While I like David Daniels sound per se and I think he’s one of the best countertenors around - indeed in general a countertenor for those who hate countertenors - I find his voice a bit too soft grained for Arsace and the lower range too weak to make a good effect in this aria, particularly against my memories of Horne in the role. Daniels’ glory has always been his highs.


----------



## BalalaikaBoy (Sep 25, 2014)

RICK RIEKERT said:


> Both were terrific singers who provide distinctive and very entertaining versions. *Rossini encouraged virtuosic displays that challenged a singer’s own inventiveness.* I don’t know if the embellishments sung by David Daniels are Rossini’s own which he wrote for a certain Mme. Gregoire or Manuel Garcia’s or perhaps neither or both with some of his own invention tossed in, but they’re suitably pyrotechnical and great fun to hear. Marilyn Horne rightly “had a permanent lease on this vocal property” for decades and _Tancredi_ certainly owes her a debt of gratitude for its revival.


So many people forget this.
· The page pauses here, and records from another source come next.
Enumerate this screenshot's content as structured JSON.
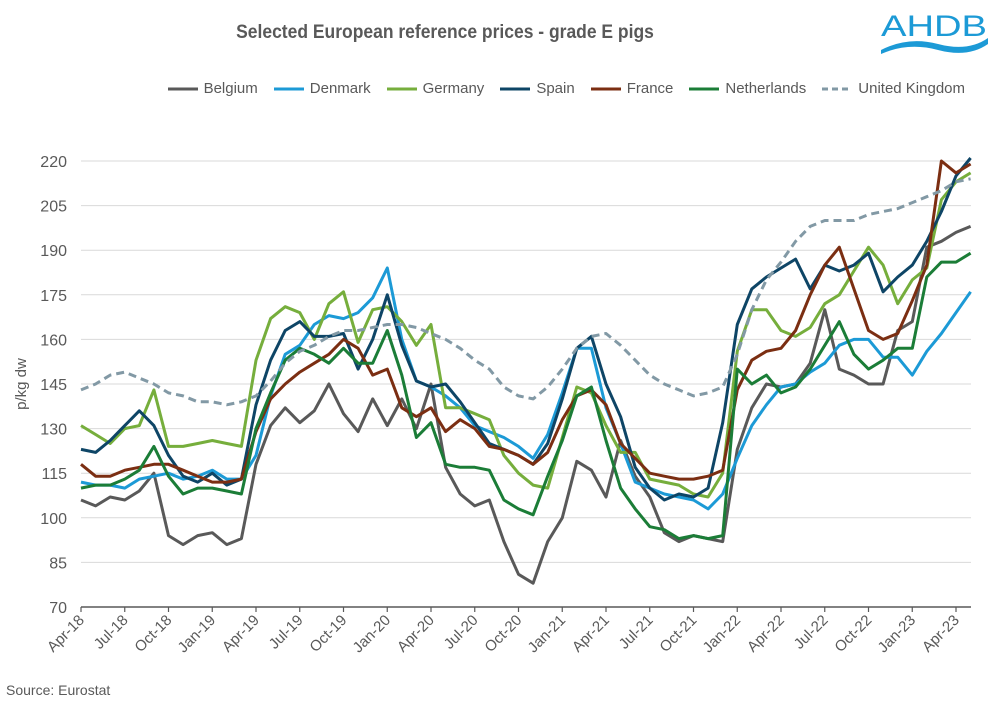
{
  "logo": {
    "text": "AHDB",
    "color": "#1C9AD6"
  },
  "source": "Source: Eurostat",
  "chart_data": {
    "type": "line",
    "title": "Selected European reference prices - grade E pigs",
    "xlabel": "",
    "ylabel": "p/kg dw",
    "ylim": [
      70,
      220
    ],
    "yticks": [
      70,
      85,
      100,
      115,
      130,
      145,
      160,
      175,
      190,
      205,
      220
    ],
    "xticks": [
      "Apr-18",
      "Jul-18",
      "Oct-18",
      "Jan-19",
      "Apr-19",
      "Jul-19",
      "Oct-19",
      "Jan-20",
      "Apr-20",
      "Jul-20",
      "Oct-20",
      "Jan-21",
      "Apr-21",
      "Jul-21",
      "Oct-21",
      "Jan-22",
      "Apr-22",
      "Jul-22",
      "Oct-22",
      "Jan-23",
      "Apr-23"
    ],
    "x_unit": "months since Apr-18",
    "grid": true,
    "legend_position": "top",
    "series": [
      {
        "name": "Belgium",
        "color": "#595959",
        "dash": false,
        "values": [
          106,
          104,
          107,
          106,
          109,
          115,
          94,
          91,
          94,
          95,
          91,
          93,
          118,
          131,
          137,
          132,
          136,
          145,
          135,
          129,
          140,
          131,
          140,
          130,
          145,
          117,
          108,
          104,
          106,
          92,
          81,
          78,
          92,
          100,
          119,
          116,
          107,
          126,
          114,
          107,
          95,
          92,
          94,
          93,
          92,
          123,
          137,
          145,
          144,
          145,
          152,
          170,
          150,
          148,
          145,
          145,
          163,
          166,
          191,
          193,
          196,
          198
        ]
      },
      {
        "name": "Denmark",
        "color": "#1C9AD6",
        "dash": false,
        "values": [
          112,
          111,
          111,
          110,
          113,
          114,
          115,
          113,
          114,
          116,
          113,
          113,
          121,
          141,
          155,
          158,
          165,
          168,
          167,
          169,
          174,
          184,
          160,
          146,
          144,
          141,
          137,
          131,
          129,
          127,
          124,
          120,
          128,
          142,
          157,
          157,
          137,
          125,
          112,
          110,
          108,
          107,
          106,
          103,
          108,
          120,
          131,
          138,
          144,
          145,
          149,
          152,
          158,
          160,
          160,
          154,
          154,
          148,
          156,
          162,
          169,
          176
        ]
      },
      {
        "name": "Germany",
        "color": "#76AE3C",
        "dash": false,
        "values": [
          131,
          128,
          125,
          130,
          131,
          143,
          124,
          124,
          125,
          126,
          125,
          124,
          153,
          167,
          171,
          169,
          160,
          172,
          176,
          159,
          170,
          171,
          166,
          158,
          165,
          137,
          137,
          135,
          133,
          121,
          115,
          111,
          110,
          127,
          144,
          142,
          131,
          122,
          122,
          113,
          112,
          111,
          108,
          107,
          115,
          156,
          170,
          170,
          163,
          161,
          164,
          172,
          175,
          183,
          191,
          185,
          172,
          180,
          184,
          207,
          213,
          216
        ]
      },
      {
        "name": "Spain",
        "color": "#0E4566",
        "dash": false,
        "values": [
          123,
          122,
          126,
          131,
          136,
          131,
          121,
          114,
          112,
          115,
          111,
          113,
          138,
          153,
          163,
          166,
          161,
          161,
          162,
          150,
          160,
          175,
          158,
          146,
          144,
          145,
          139,
          132,
          125,
          123,
          121,
          118,
          125,
          140,
          157,
          161,
          145,
          134,
          117,
          110,
          106,
          108,
          107,
          110,
          132,
          165,
          177,
          181,
          184,
          187,
          177,
          185,
          183,
          185,
          189,
          176,
          181,
          185,
          193,
          203,
          215,
          221
        ]
      },
      {
        "name": "France",
        "color": "#7B2E12",
        "dash": false,
        "values": [
          118,
          114,
          114,
          116,
          117,
          118,
          118,
          116,
          114,
          112,
          112,
          113,
          129,
          140,
          145,
          149,
          152,
          155,
          160,
          157,
          148,
          150,
          137,
          134,
          137,
          129,
          133,
          130,
          124,
          123,
          121,
          118,
          122,
          133,
          141,
          143,
          138,
          125,
          120,
          115,
          114,
          113,
          113,
          114,
          116,
          143,
          153,
          156,
          157,
          163,
          175,
          185,
          191,
          177,
          163,
          160,
          162,
          173,
          185,
          220,
          216,
          219
        ]
      },
      {
        "name": "Netherlands",
        "color": "#1B7D37",
        "dash": false,
        "values": [
          110,
          111,
          111,
          113,
          116,
          124,
          114,
          108,
          110,
          110,
          109,
          108,
          130,
          142,
          153,
          157,
          155,
          152,
          157,
          152,
          152,
          163,
          148,
          127,
          132,
          118,
          117,
          117,
          116,
          106,
          103,
          101,
          114,
          126,
          141,
          144,
          126,
          110,
          103,
          97,
          96,
          93,
          94,
          93,
          94,
          150,
          145,
          148,
          142,
          144,
          150,
          158,
          166,
          155,
          150,
          153,
          157,
          157,
          181,
          186,
          186,
          189
        ]
      },
      {
        "name": "United Kingdom",
        "color": "#8299A5",
        "dash": true,
        "values": [
          143,
          145,
          148,
          149,
          147,
          145,
          142,
          141,
          139,
          139,
          138,
          139,
          141,
          146,
          152,
          156,
          158,
          161,
          163,
          163,
          164,
          165,
          165,
          164,
          162,
          160,
          157,
          153,
          150,
          144,
          141,
          140,
          144,
          150,
          157,
          161,
          162,
          158,
          153,
          148,
          145,
          143,
          141,
          142,
          144,
          155,
          170,
          180,
          186,
          193,
          198,
          200,
          200,
          200,
          202,
          203,
          204,
          206,
          208,
          210,
          213,
          214
        ]
      }
    ]
  }
}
Bel canto composers (and especially Rossini) wrote for what we might call the the 19th century's equivalent to Mariah Carey. Singers were encouraged to transpose to keys that better suited their voices and at in all manner of vocal runs, tricks and embellishment. A lot of modern conductors say things like "no! that's not what the composer wanted!", when that was exactly what would have happened during that time (those same conductors and producers often proceed to make their own additions which would have had nothing to do with historical stylistic components. Recently, many have gone so far as to completely change the plot so as to something more in line with modern mores)

@OT 
I've never liked a single note David Daniels has sung, so...has to be Horne.


----------



## MAS (Apr 15, 2015)

nina foresti said:


> I wil have to pass on this one. It isn't fair of me to vote because I am not a fan of counter tenors. And I do love Marilyn Horne's voice.


I’m not sure we should be “fair” when voting for a favorite singer or disliking another. All’s fair in love and war?


----------